The Government has today announced its second attempt at boosting the economy by offering insurance and encouraging banks to lend through a number of measures.
The list of measures announced this morning includes an Asset Protection Scheme which will "offer protection on those assets most affected by the current economic conditions."
The scheme will offer insurance
to the UK's banks against further losses from the bad debt that started the credit crunch.
Negotiations will be at the heart of the scheme as banks will be legally obliged to lend in return for the Government guarantee which will come at a fee but not in exchange for shares.
Speaking at a press conference this morning, Gordon Brown defended the Government intervention, arguing that the Government is the only organisation that can stand in during the global banking failure that we are experiencing.
According to Brown, the package is not primarily aimed at helping banks, but at helping those who are worried now, those who are struggling as a result of falling savings account
rates and tight mortgage
Other measures announced today include the extension of the £250billion credit guarantee scheme announced in October, and the creation of an Asset Purchase Facility set up by the Bank of England and funded by the Treasury, which will allow it to buy high quality loans direct from the banks.

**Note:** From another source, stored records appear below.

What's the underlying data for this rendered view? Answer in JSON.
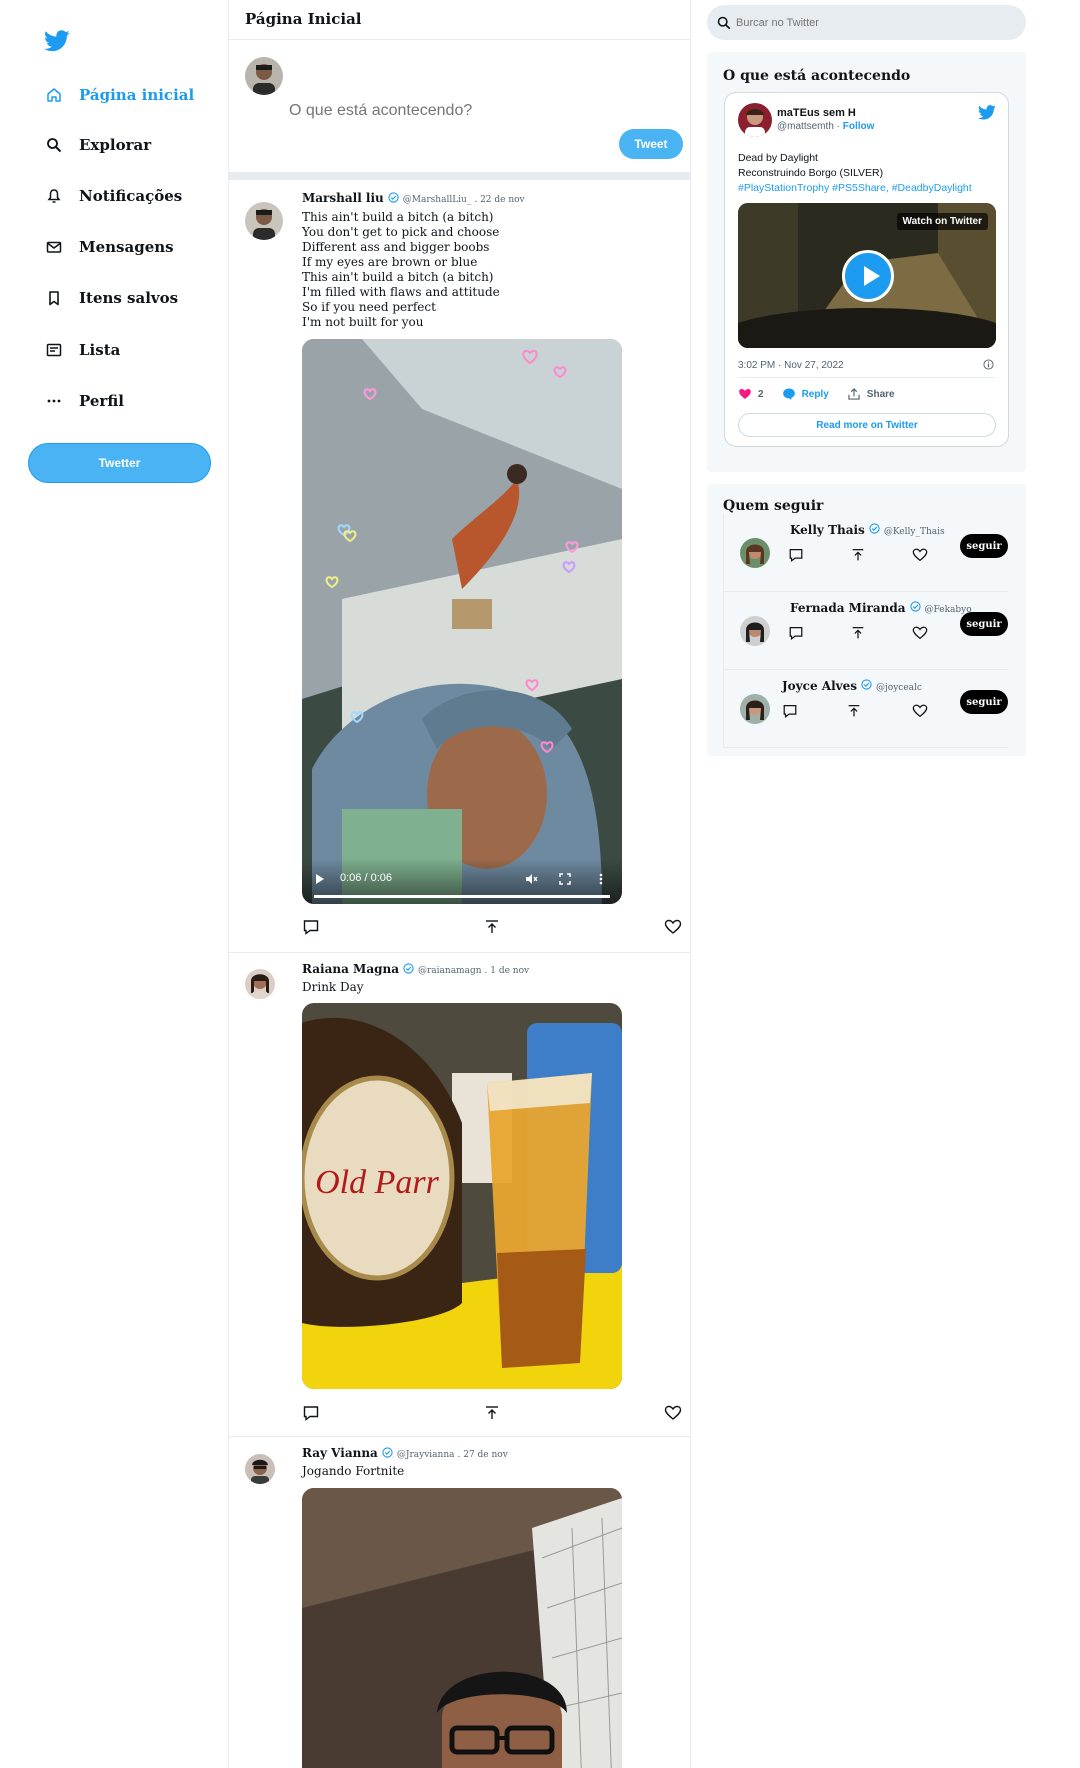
{
  "sidebar": {
    "items": [
      {
        "label": "Página inicial",
        "icon": "home-icon"
      },
      {
        "label": "Explorar",
        "icon": "search-icon"
      },
      {
        "label": "Notificações",
        "icon": "bell-icon"
      },
      {
        "label": "Mensagens",
        "icon": "mail-icon"
      },
      {
        "label": "Itens salvos",
        "icon": "bookmark-icon"
      },
      {
        "label": "Lista",
        "icon": "list-icon"
      },
      {
        "label": "Perfil",
        "icon": "more-icon"
      }
    ],
    "button_label": "Twetter"
  },
  "feed": {
    "title": "Página Inicial",
    "composer": {
      "placeholder": "O que está acontecendo?",
      "button_label": "Tweet"
    },
    "tweets": [
      {
        "name": "Marshall liu",
        "handle": "@MarshallLiu_",
        "date": ". 22 de nov",
        "lines": [
          "This ain't build a bitch (a bitch)",
          "You don't get to pick and choose",
          "Different ass and bigger boobs",
          "If my eyes are brown or blue",
          "This ain't build a bitch (a bitch)",
          "I'm filled with flaws and attitude",
          "So if you need perfect",
          "I'm not built for you"
        ],
        "video_time": "0:06 / 0:06",
        "video_progress": 1.0
      },
      {
        "name": "Raiana Magna",
        "handle": "@raianamagn",
        "date": ". 1 de nov",
        "lines": [
          "Drink Day"
        ]
      },
      {
        "name": "Ray Vianna",
        "handle": "@Jrayvianna",
        "date": ". 27 de nov",
        "lines": [
          "Jogando Fortnite"
        ]
      }
    ]
  },
  "right": {
    "search_placeholder": "Burcar no Twitter",
    "trends_title": "O que está acontecendo",
    "embed": {
      "name": "maTEus sem H",
      "handle": "@mattsemth",
      "separator": " · ",
      "follow": "Follow",
      "line1": "Dead by Daylight",
      "line2": "Reconstruindo Borgo (SILVER)",
      "tags": "#PlayStationTrophy #PS5Share, #DeadbyDaylight",
      "watch_label": "Watch on Twitter",
      "timestamp": "3:02 PM · Nov 27, 2022",
      "likes": "2",
      "reply": "Reply",
      "share": "Share",
      "read_more": "Read more on Twitter"
    },
    "follow_title": "Quem seguir",
    "follow": [
      {
        "name": "Kelly Thais",
        "handle": "@Kelly_Thais",
        "button": "seguir"
      },
      {
        "name": "Fernada Miranda",
        "handle": "@Fekabyo",
        "button": "seguir"
      },
      {
        "name": "Joyce Alves",
        "handle": "@joycealc",
        "button": "seguir"
      }
    ]
  },
  "colors": {
    "accent": "#1d9bf0",
    "button": "#4ab3f4",
    "border": "#e6ecf0",
    "panel": "#f5f8fa"
  }
}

Commenting, Governor of the Bank, Mervyn King said: "The Asset Purchase Facility will provide an important additional tool to improve financing conditions in the economy."
Although the full cost of the latest bail-out will not be known until banks start participating, it is expected to cost the taxpayer £billions on top of the Governments £37billion recapitalisation scheme announced last October.
The announcement comes after a weekend of negotiations between the Treasury and banks which mirror the emergency talks held in October which led to the recapitalisation scheme.